Molecular comparisons of freshwater and marine isolates of the same morphospecies of heterotrophic flagellates

Abstract

Heterotrophic flagellates are key components of all ecosystems. Understanding the patterns of biodiversity of these organisms is thus particularly important. Here we analyzed the intraspecific diversity of 10 morphospecies of heterotrophic flagellates comprising representatives of the Apusozoa (2 morphospecies) and Kinetoplastea (8 morphospecies), all belonging to the most common flagellates with worldwide distribution. Most morphospecies showed a mixing of lineages isolated from diverse habitats, indicating that some lineages of these morphospecies had been able to colonize different habitats several times. Furthermore, our results revealed remarkable levels of genetic divergence within most of the morphospecies studied, underlining the difficulty of correctly determining species by means of morphology alone. Many cryptic or pseudocryptic species seem to occur. Our results revealed clear divergence between marine and freshwater lineages of the morphospecies Ancyromonas sigmoides, showing that freshwater lineages have not been able to colonize marine environments and marine lineages have not been able to colonize freshwater environments for a long time.

FIG. 1.

Maximum likelihood tree of the phylum Apusozoa obtained by using all aligned positions. The tree was rooted using Choanozoa as the outgroup.
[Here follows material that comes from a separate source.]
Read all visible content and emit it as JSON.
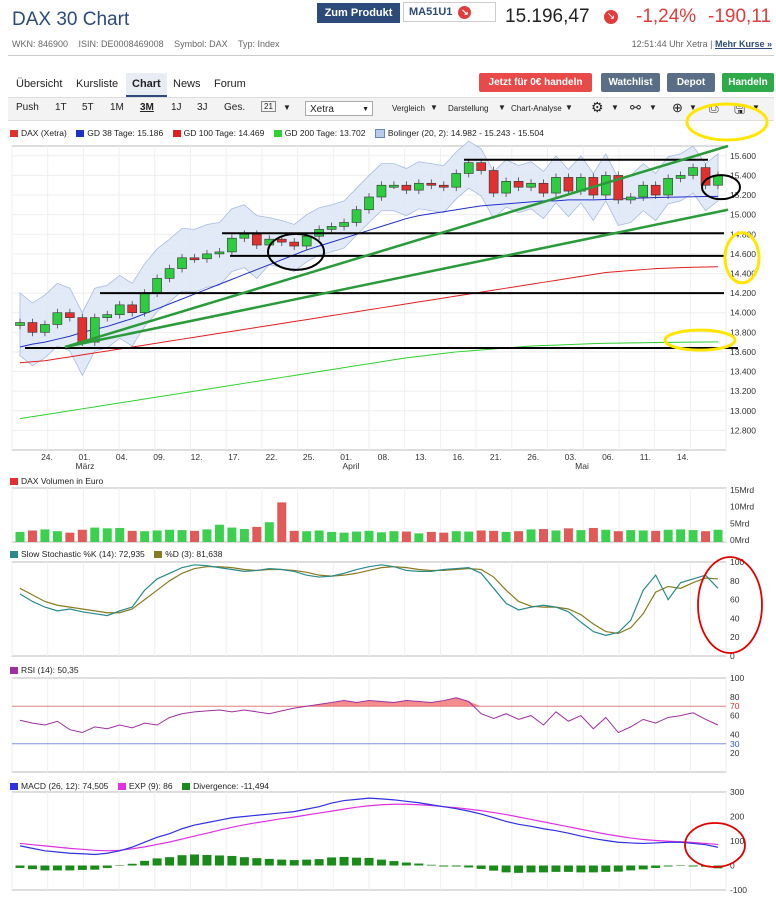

The numbers at the nodes are bootstrap support percentages calculated from 100 replicates for maximum likelihood (left) and minimum evolution (right) analyses. Values less than 70% are omitted or are indicated by a hyphen. The model for nucleotide substitution chosen was TrN + Γ + I. GenBank accession numbers are indicated. Strains sequenced in this study are indicated by boldface type. Scale bar = 0.1 substitution per site. Freshwater and marine clades of A. sigmoides are labeled. Mean p-distances for the species studied (Ancyromonas and Apusomonas) and for the major clades within A. sigmoides are shown. Sample locations for the morphospecies strains studied are indicated as follows: diamonds, marine; stars, freshwater; plus sign, soil; and asterisk, groundwater.

FIG. 2.

Consensus tree (50% majority rule) of the class Kinetoplastea obtained by using all aligned positions. The tree was rooted using Prokinetoplastida as the outgroup. The model for nucleotide substitution chosen was GTR + Γ. Scale bar = 0.1 substitution per site. Some clades are labeled according to their sample locations. Mean p-distances for all of the mono- and paraphyletic species studied and for the major clade of N. designis are shown. Sample locations for the morphospecies strains studied are indicated as follows: large diamonds, marine; stars, freshwater; plus signs, soil; cloverleaves, marine sediment; and clusters of four small diamonds, freshwater sediment. For further details see the legend to Fig. 1.